Sabiha was asked to do a presentation at school on any topic of her choosing and she decided to talk about periods and the lack of access to products, as well as suggesting changes the school could make to make things better for girls.
She also took part in the recent Period Parade in London as part of Irise International, which campaigns for period equality. She joined other young activists and organisations to push for change to tackle period inequalities and shame.
Nur Ali, Sabiha’s mum, who is a community development worker, told i she is incredibly proud of her daughter’s work tackling period stigma.
“Periods are something girls and women naturally have, and there is no shame in them,” she said. “But in most Asian households, they are not spoken about and it is a very hidden issue and there is a lack of awareness and feeling of shame.
“Sabiha is trying to tackle that by speaking out about periods in her school, among her friends who are from different culture groups and within the community.

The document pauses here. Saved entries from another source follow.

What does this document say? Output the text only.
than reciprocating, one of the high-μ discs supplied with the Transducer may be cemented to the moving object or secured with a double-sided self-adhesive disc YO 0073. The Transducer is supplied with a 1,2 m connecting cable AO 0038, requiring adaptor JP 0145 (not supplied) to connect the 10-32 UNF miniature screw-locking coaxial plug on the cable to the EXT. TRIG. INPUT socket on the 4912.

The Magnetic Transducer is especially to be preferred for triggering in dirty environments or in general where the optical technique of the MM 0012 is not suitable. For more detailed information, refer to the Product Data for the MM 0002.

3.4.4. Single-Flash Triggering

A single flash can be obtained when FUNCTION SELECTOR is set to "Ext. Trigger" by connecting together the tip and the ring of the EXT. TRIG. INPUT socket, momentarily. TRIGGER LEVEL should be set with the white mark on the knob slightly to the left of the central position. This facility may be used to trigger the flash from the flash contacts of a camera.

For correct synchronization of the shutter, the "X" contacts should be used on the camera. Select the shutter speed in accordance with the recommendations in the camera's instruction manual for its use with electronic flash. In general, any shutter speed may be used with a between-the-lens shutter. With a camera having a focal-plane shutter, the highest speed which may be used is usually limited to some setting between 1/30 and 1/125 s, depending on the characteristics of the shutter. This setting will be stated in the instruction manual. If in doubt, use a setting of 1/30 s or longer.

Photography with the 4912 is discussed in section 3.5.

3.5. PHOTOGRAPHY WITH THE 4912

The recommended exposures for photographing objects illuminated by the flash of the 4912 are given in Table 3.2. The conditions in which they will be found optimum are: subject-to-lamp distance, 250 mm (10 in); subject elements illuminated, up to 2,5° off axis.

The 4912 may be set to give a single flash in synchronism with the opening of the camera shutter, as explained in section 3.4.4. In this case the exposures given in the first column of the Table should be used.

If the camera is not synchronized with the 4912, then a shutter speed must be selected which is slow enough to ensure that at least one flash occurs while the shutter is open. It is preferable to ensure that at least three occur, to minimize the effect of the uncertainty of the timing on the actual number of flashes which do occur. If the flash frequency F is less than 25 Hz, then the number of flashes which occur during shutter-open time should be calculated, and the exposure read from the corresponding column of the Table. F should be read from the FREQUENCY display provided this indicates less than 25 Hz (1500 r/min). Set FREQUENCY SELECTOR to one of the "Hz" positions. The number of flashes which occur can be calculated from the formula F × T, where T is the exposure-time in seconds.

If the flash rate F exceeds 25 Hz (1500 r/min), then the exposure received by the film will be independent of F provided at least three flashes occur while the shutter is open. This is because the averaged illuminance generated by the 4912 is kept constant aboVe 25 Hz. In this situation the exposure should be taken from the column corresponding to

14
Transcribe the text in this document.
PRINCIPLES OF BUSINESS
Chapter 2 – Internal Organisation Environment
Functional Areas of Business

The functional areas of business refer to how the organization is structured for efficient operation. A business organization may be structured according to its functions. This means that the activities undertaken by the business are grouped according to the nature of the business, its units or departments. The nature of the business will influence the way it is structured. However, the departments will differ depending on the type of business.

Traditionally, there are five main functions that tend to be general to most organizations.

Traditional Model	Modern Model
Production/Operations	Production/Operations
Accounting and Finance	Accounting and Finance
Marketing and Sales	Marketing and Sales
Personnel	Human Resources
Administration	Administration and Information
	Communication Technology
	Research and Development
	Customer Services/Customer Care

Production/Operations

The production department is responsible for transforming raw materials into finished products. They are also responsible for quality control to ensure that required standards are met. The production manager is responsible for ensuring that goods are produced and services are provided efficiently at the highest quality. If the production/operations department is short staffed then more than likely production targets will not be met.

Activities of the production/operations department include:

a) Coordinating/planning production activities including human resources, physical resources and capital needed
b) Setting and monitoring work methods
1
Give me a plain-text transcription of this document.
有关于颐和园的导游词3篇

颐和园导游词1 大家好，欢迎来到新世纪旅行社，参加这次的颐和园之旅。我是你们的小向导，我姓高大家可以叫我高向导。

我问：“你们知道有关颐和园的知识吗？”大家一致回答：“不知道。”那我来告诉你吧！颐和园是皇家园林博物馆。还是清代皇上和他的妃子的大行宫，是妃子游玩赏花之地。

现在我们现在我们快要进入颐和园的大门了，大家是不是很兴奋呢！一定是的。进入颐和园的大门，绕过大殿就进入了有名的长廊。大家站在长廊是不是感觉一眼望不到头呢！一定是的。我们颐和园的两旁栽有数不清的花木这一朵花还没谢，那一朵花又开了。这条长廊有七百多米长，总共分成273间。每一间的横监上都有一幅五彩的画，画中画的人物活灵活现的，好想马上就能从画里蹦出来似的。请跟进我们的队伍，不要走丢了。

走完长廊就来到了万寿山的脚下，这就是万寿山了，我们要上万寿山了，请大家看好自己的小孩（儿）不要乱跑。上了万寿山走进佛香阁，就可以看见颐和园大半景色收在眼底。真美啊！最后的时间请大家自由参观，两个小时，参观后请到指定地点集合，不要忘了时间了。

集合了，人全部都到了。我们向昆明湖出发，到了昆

“She wants people to know that you should be able to talk about periods with everyone and that they shouldn’t be hidden from dads, or men in the family. There are so many myths surrounding periods and people in many Asian homes wrongly believe you shouldn’t talk about periods.
“My husband is very open minded and is the only man in a household of four women. My girls know they can call him whenever they’ve run out of period pads and he’ll go out and buy some more, even at midnight!”
She added: “It can be so hard to be outspoken about issues like periods, especially when you are Asian and she is encouraging a lot of her friends to do the same.”